Our SCOPA-AUT results lie between results found in newly diagnosed, drug naive patients [65] and those with a longer disease duration in cross-sectional studies [66, 67]. As well as disease duration, the prevalence and severity of autonomic symptoms have been associated with more severe impairments in motor symptoms, cognition, depression, sleep disturbance, psychiatric complications, and the prescription of dopaminergic drugs [68]. These factors may account for the higher scores seen in our young onset patients in all individual components of the SCOPA-AUT, except sexual function where recent onset patients reported a greater prevalence of such symptoms.

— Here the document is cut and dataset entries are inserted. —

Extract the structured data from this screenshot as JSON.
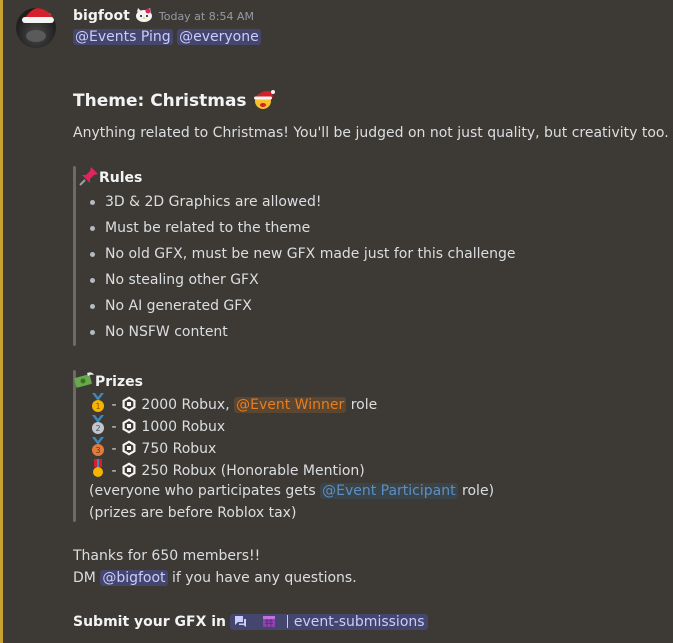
{
  "header": {
    "username": "bigfoot",
    "badge_icon": "hello-kitty-icon",
    "timestamp": "Today at 8:54 AM"
  },
  "mentions": {
    "roles": [
      "@Events Ping",
      "@everyone"
    ]
  },
  "theme": {
    "title": "Theme: Christmas",
    "description": "Anything related to Christmas! You'll be judged on not just quality, but creativity too."
  },
  "rules": {
    "heading": "Rules",
    "items": [
      "3D & 2D Graphics are allowed!",
      "Must be related to the theme",
      "No old GFX, must be new GFX made just for this challenge",
      "No stealing other GFX",
      "No AI generated GFX",
      "No NSFW content"
    ]
  },
  "prizes": {
    "heading": "Prizes",
    "dash": "-",
    "p1_amount": "2000 Robux,",
    "p1_role": "@Event Winner",
    "p1_suffix": "role",
    "p2_amount": "1000 Robux",
    "p3_amount": "750 Robux",
    "p4_amount": "250 Robux (Honorable Mention)",
    "note1_prefix": "(everyone who participates gets",
    "note1_role": "@Event Participant",
    "note1_suffix": "role)",
    "note2": "(prizes are before Roblox tax)"
  },
  "footer": {
    "thanks": "Thanks for 650 members!!",
    "dm_prefix": "DM",
    "dm_user": "@bigfoot",
    "dm_suffix": "if you have any questions.",
    "submit_text": "Submit your GFX in",
    "channel_name": "event-submissions"
  },
  "colors": {
    "accent_bar": "#c9a233",
    "background": "#3d3a35",
    "mention_orange": "#e67e22"
  }
}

In keeping with previous reports, a proportion of our recent onset patients exhibited orthostatic hypotension (OH) early in the course of disease, as a marker of autonomic instability. Baseline autonomic dysfunction may serve as a predictor of cognitive impairment, with a systolic drop of >10 mmHg at baseline being associated with 7-fold increased risk of dementia at 4.4 years in a prospective study [69].

Constipation is of particular interest in PD, as one marker of autonomic involvement that may predate motor diagnosis [70, 71]. However around a quarter of our recent onset cases had 2 or more bowel motions per day (without laxative use), indicating that constipation is not a universal feature, even after the diagnosis of PD. Our results are consistent with the finding that the majority of PD patients have only mild colorectal symptoms [72].

Non-motor symptoms such as constipation, depression, restless legs, particularly when they cluster together are now well recognised as early clinical markers of PD but given that the majority of our patients reported motor symptoms as a presenting feature, the inclusion of motor assessments in studies designed to identify ‘at risk’ subjects would be appropriate.

Limitations

One limitation of the study design is that comparison of recent onset and young onset groups will inevitably show differences because of different disease duration. We included a young onset population primarily to enrich the proportion with known genetic mutations, given the involvement of siblings and the genetic focus of the study. While statistically correcting for age, gender and disease duration would aid some comparisons, it has limited capacity to correct for evolution of disease characteristics over time.